LOME, 29 mai (XINHUANET) — L’absence de l’Union des forces de changement(UFC) dans la délégation de la Coalition de six partis de l’opposition, qui a discuté vendredi avec le président togolais Faure Gnassingbé d’un gouvernement d’union nationale, est une question de « responsabilité », a estimé le secrétaire général de l’UFC, Jean-Pierre Fabre, a-t-on appris dimanche de BBC.

« Nous, nous avons pris nos responsabilités », a déclaré M. Fabre qui se justifie que les autorités n’ont aucune légitimité et que l’UFC ne saurait « honorer l’invitation » adressée par le parti au pouvoir pour les consultations.

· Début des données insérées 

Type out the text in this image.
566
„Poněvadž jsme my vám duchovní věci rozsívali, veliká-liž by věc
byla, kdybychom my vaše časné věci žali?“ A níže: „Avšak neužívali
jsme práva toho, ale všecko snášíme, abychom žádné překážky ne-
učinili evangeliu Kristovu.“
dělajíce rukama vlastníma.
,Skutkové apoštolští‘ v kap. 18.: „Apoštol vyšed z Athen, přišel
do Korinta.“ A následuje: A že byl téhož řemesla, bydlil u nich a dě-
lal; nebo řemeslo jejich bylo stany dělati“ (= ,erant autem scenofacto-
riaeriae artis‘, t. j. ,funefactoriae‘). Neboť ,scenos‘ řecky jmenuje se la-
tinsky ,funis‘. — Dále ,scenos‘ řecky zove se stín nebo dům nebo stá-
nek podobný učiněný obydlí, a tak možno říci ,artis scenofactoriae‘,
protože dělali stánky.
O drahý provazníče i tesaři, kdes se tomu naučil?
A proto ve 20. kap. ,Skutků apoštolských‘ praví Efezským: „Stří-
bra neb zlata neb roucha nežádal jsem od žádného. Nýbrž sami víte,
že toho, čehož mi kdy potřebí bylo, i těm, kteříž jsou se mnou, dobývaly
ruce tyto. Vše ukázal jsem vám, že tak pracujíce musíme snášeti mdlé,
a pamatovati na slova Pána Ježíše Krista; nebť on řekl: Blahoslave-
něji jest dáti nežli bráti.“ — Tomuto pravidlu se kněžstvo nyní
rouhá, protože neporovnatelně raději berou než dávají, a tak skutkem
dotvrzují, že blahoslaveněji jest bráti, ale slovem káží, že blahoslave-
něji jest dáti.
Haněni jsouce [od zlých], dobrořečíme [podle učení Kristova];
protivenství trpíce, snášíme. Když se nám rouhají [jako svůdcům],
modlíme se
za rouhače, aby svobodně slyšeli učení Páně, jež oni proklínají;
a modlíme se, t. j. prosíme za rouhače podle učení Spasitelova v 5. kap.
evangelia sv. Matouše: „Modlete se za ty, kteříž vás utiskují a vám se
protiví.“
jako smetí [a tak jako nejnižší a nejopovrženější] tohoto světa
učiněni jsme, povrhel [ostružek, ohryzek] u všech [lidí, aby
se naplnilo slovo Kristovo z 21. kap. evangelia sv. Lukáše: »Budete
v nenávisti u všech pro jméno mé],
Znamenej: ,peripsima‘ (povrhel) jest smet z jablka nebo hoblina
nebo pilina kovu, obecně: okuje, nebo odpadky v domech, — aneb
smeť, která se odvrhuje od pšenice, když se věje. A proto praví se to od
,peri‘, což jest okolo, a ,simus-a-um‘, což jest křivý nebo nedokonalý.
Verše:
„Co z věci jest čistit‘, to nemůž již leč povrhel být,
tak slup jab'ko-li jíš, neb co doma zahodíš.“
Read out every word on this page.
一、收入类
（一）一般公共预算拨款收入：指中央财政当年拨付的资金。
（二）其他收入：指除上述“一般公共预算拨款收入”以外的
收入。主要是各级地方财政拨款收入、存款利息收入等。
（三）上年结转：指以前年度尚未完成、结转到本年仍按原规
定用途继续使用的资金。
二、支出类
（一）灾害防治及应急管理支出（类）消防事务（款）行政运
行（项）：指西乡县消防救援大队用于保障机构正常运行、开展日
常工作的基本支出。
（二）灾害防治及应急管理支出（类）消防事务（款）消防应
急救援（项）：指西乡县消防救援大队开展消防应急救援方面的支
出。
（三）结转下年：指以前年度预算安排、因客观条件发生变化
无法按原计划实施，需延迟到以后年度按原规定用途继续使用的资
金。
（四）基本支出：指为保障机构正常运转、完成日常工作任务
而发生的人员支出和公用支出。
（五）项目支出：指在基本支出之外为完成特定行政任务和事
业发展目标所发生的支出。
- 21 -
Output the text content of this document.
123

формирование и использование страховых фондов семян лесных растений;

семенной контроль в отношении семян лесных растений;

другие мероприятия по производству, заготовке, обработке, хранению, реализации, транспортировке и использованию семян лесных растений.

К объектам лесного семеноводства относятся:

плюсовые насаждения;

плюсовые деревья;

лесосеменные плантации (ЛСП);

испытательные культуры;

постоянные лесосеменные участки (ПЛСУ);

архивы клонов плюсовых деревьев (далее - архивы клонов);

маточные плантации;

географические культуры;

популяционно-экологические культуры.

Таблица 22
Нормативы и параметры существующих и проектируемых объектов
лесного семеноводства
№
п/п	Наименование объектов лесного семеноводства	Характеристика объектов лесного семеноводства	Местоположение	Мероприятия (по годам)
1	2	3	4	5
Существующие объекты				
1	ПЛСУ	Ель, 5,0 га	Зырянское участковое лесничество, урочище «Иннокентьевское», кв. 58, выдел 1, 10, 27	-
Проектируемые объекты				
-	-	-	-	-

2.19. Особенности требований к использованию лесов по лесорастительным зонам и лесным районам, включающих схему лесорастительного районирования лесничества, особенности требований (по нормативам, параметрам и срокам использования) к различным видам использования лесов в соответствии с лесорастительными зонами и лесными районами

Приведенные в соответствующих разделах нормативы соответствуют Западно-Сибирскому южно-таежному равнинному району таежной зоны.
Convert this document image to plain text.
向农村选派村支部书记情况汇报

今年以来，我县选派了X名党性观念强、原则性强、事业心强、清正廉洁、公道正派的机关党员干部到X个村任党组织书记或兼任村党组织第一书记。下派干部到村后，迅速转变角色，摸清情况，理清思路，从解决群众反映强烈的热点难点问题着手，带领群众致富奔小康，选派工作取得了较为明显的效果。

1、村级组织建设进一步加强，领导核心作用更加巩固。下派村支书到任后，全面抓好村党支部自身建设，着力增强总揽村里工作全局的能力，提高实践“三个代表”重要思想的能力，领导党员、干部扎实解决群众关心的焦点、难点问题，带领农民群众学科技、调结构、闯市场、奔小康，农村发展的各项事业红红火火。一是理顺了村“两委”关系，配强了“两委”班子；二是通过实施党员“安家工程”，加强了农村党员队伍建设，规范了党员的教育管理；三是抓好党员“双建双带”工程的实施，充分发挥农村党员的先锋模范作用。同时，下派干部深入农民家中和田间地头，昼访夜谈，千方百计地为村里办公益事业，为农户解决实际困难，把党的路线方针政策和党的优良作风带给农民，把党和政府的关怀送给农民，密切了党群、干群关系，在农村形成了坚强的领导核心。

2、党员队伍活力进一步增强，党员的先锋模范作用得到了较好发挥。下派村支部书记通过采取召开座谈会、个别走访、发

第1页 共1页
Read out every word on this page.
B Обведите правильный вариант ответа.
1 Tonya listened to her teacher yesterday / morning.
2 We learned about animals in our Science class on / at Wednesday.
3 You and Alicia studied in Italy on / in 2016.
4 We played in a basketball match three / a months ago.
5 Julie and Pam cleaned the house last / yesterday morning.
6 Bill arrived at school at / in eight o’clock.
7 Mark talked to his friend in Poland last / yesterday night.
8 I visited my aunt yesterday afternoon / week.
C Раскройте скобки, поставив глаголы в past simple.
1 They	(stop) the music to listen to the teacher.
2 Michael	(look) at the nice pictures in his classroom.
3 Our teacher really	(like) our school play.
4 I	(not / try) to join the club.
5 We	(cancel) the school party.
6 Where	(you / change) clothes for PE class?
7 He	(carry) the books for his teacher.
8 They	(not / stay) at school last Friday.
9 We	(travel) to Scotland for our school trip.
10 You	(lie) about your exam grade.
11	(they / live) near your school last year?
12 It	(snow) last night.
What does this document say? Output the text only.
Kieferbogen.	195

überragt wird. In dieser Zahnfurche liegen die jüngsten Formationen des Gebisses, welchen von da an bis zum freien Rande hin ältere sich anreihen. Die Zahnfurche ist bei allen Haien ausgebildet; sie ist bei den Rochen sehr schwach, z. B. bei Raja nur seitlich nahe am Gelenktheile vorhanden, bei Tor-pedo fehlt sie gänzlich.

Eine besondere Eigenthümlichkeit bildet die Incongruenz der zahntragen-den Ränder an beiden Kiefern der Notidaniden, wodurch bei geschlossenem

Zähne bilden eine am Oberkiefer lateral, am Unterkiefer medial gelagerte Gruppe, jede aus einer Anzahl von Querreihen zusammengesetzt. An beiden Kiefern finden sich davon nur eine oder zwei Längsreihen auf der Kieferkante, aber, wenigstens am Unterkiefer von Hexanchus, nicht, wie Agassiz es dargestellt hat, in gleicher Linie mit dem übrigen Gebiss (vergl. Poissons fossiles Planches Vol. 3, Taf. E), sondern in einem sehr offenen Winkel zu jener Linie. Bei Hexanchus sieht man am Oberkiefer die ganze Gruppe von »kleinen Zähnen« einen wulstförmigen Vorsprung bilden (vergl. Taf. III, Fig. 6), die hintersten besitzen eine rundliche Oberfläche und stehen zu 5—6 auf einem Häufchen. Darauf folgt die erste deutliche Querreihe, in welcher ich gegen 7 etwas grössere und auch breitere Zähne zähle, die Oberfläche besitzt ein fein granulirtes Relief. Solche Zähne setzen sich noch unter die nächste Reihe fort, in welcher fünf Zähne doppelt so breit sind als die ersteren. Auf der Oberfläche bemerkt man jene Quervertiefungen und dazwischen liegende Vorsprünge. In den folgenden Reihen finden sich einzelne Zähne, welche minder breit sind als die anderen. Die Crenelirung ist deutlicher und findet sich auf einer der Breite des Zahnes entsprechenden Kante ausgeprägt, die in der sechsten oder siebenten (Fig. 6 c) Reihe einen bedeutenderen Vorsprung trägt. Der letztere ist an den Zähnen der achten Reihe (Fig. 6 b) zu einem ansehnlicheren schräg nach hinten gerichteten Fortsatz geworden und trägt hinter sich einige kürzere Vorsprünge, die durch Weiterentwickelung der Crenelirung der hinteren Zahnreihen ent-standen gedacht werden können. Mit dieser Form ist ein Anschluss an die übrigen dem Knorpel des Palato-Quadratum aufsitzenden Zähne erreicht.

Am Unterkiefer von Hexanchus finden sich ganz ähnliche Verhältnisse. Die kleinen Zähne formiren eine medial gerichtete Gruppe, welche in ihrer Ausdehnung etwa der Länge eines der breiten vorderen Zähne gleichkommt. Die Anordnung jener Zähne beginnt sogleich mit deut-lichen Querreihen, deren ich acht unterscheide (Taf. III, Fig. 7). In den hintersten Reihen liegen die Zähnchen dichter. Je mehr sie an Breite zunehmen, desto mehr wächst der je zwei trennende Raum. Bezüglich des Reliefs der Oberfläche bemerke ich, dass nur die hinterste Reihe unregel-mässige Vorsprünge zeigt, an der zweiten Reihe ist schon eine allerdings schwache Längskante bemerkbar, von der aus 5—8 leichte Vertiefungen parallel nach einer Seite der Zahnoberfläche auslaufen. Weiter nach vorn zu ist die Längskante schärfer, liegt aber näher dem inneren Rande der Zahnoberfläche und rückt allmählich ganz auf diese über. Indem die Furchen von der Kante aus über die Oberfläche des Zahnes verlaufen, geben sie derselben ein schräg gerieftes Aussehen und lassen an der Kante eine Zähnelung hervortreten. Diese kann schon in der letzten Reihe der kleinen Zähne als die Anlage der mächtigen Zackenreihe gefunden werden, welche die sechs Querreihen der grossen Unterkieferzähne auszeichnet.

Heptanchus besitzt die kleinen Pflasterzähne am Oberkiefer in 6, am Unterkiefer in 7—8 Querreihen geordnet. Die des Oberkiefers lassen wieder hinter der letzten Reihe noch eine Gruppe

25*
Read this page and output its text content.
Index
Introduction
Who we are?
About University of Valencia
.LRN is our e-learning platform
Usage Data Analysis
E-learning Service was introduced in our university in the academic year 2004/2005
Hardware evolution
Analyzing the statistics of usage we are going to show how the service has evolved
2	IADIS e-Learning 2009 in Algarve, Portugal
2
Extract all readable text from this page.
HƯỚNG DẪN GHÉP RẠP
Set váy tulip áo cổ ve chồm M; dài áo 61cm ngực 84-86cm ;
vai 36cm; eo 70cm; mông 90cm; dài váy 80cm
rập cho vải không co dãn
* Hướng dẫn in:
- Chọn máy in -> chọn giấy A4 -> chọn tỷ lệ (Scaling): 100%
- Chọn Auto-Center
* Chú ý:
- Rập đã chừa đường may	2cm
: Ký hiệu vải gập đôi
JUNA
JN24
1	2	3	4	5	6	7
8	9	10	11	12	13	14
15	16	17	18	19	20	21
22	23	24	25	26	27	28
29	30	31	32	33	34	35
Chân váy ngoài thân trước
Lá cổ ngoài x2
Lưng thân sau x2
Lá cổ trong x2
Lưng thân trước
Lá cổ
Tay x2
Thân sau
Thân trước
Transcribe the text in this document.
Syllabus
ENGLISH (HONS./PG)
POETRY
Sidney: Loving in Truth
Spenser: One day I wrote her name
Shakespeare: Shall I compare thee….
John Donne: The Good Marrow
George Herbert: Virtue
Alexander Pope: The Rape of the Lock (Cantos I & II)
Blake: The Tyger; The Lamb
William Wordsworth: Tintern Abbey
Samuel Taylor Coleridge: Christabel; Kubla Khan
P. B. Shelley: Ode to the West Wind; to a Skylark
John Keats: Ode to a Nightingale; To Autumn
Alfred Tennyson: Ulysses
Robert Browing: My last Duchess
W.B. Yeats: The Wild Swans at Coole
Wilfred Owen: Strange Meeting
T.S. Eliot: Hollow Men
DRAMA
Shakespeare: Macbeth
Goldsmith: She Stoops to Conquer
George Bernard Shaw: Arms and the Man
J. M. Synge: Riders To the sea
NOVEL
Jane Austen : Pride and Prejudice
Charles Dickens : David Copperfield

Quatre des six partis de la Coalition ont envoyé une délégation qui a discuté avec Faure Gnassingbé et dégagé un consensus sur un certain nombre de points concernant la composition et les missions du gouvernement qui sera formé et ses rapports avec l’Assemblée nationale actuelle.

Cette démarche est moins bien perçue au niveau de l’UFC, faisant courir le bruit de l’éclatement de la Coalition.

« On n’en est pas encore là », a répondu à cet effet M. Fabre interrogé à ce sujet. « Je crois que chacun finira par revenir à la raison et que la Coalition continuera », a-t-il cependant dit.

Pour l’Union des forces de changement, la formation de Gilchrist Olympio, fils du premier président togolais assassiné le 13 janvier 1963, il faut l’ouverture d’un « dialogue véritable » entre le pouvoir et la Coalition, qui va aboutir à un accord politique duquel le gouvernement tirera sa légitimité.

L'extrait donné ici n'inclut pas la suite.